それでも、やっぱり君が好き。
 

 「今回の議題は『何を質問するか』!! 何か意見ある人は手を上げてくださーい」



 伊達眼鏡をかけたオレのチビ分身が司会となり、会議を進める。



 オレの脳内会議は、オレのミニ分身がたくさんいて、意見を出し合い決めるというものだ。


 ちなみに脳内会議は人それぞれ違う。




 途端にあちらこちらで手が上がり、ざわざわと喋る声も大きくなってきた。



「ここはシンプルに好きな食べ物を」


「誕生日とか」


「いや、住所がいいんじゃねーか?」


「住所知ってどうするつもりだっつーの。

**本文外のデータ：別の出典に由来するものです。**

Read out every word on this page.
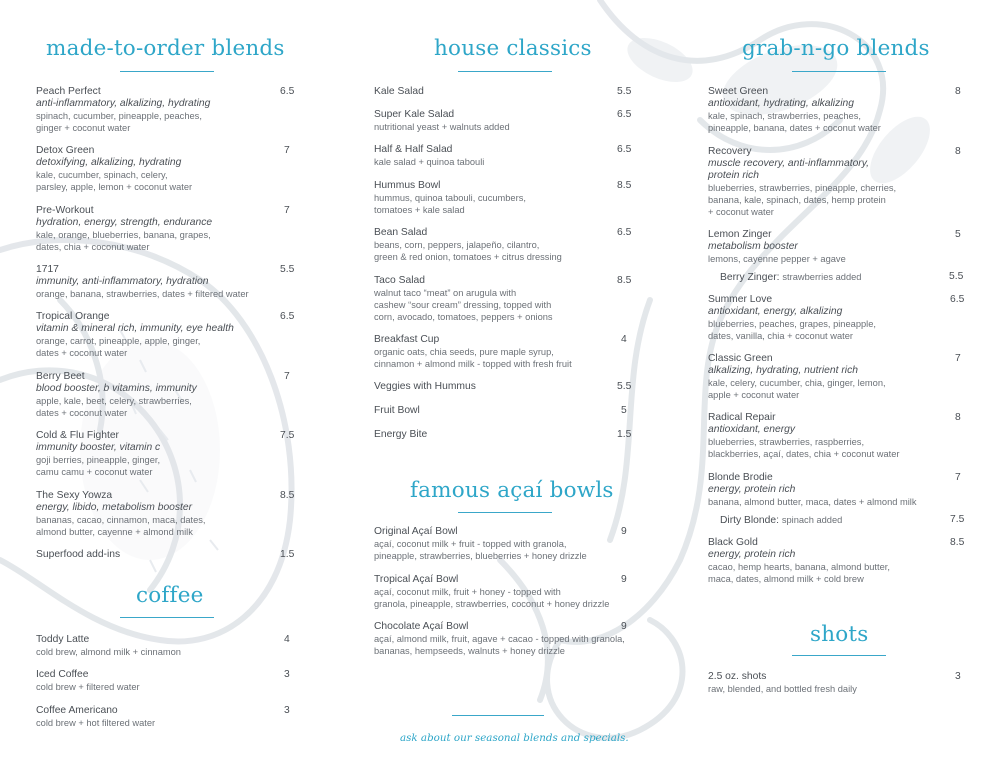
made-to-order blends
Peach Perfect	6.5
anti-inflammatory, alkalizing, hydrating
spinach, cucumber, pineapple, peaches,
ginger + coconut water
Detox Green	7
detoxifying, alkalizing, hydrating
kale, cucumber, spinach, celery,
parsley, apple, lemon + coconut water
Pre-Workout	7
hydration, energy, strength, endurance
kale, orange, blueberries, banana, grapes,
dates, chia + coconut water
1717	5.5
immunity, anti-inflammatory, hydration
orange, banana, strawberries, dates + filtered water
Tropical Orange	6.5
vitamin & mineral rich, immunity, eye health
orange, carrot, pineapple, apple, ginger,
dates + coconut water
Berry Beet	7
blood booster, b vitamins, immunity
apple, kale, beet, celery, strawberries,
dates + coconut water
Cold & Flu Fighter	7.5
immunity booster, vitamin c
goji berries, pineapple, ginger,
camu camu + coconut water
The Sexy Yowza	8.5
energy, libido, metabolism booster
bananas, cacao, cinnamon, maca, dates,
almond butter, cayenne + almond milk
Superfood add-ins	1.5
coffee
Toddy Latte	4
cold brew, almond milk + cinnamon
Iced Coffee	3
cold brew + filtered water
Coffee Americano	3
cold brew + hot filtered water
house classics
Kale Salad	5.5
Super Kale Salad	6.5
nutritional yeast + walnuts added
Half & Half Salad	6.5
kale salad + quinoa tabouli
Hummus Bowl	8.5
hummus, quinoa tabouli, cucumbers,
tomatoes + kale salad
Bean Salad	6.5
beans, corn, peppers, jalapeño, cilantro,
green & red onion, tomatoes + citrus dressing
Taco Salad	8.5
walnut taco “meat” on arugula with
cashew “sour cream” dressing, topped with
corn, avocado, tomatoes, peppers + onions
Breakfast Cup	4
organic oats, chia seeds, pure maple syrup,
cinnamon + almond milk - topped with fresh fruit
Veggies with Hummus	5.5
Fruit Bowl	5
Energy Bite	1.5
famous açaí bowls
Original Açaí Bowl	9
açaí, coconut milk + fruit - topped with granola,
pineapple, strawberries, blueberries + honey drizzle
Tropical Açaí Bowl	9
açaí, coconut milk, fruit + honey - topped with
granola, pineapple, strawberries, coconut + honey drizzle
Chocolate Açaí Bowl	9
açaí, almond milk, fruit, agave + cacao - topped with granola,
bananas, hempseeds, walnuts + honey drizzle
ask about our seasonal blends and specials.
grab-n-go blends
Sweet Green	8
antioxidant, hydrating, alkalizing
kale, spinach, strawberries, peaches,
pineapple, banana, dates + coconut water
Recovery	8
muscle recovery, anti-inflammatory,
protein rich
blueberries, strawberries, pineapple, cherries,
banana, kale, spinach, dates, hemp protein
+ coconut water
Lemon Zinger	5
metabolism booster
lemons, cayenne pepper + agave
Berry Zinger: strawberries added	5.5
Summer Love	6.5
antioxidant, energy, alkalizing
blueberries, peaches, grapes, pineapple,
dates, vanilla, chia + coconut water
Classic Green	7
alkalizing, hydrating, nutrient rich
kale, celery, cucumber, chia, ginger, lemon,
apple + coconut water
Radical Repair	8
antioxidant, energy
blueberries, strawberries, raspberries,
blackberries, açaí, dates, chia + coconut water
Blonde Brodie	7
energy, protein rich
banana, almond butter, maca, dates + almond milk
Dirty Blonde: spinach added	7.5
Black Gold	8.5
energy, protein rich
cacao, hemp hearts, banana, almond butter,
maca, dates, almond milk + cold brew
shots
2.5 oz. shots	3
raw, blended, and bottled fresh daily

家行くのかよ」


「それともストーキングか?」



 すぐに会議ではなく討論会になってしまう。



 十分に意見を出したころ、司会の後ろのホワイトボードに俺のミニ分身が一生懸命に文字を書いていた。



と、その時。




ピカーン




 会議室の天井に付けられている豆電球が眩しい光を放った。



「そうだ、あれを聞いてみなくちゃいけないんじゃないか!?」



 立ち上がって一人が言うと、周りも立ち上がって「そうだそうだー」と連呼する。



「よし、意見がまとまったぞー!」



 司会が言うと、オレは普通に、いつも喋るみたいに口を開いた。


 
 この後のことなんて考えもせずに。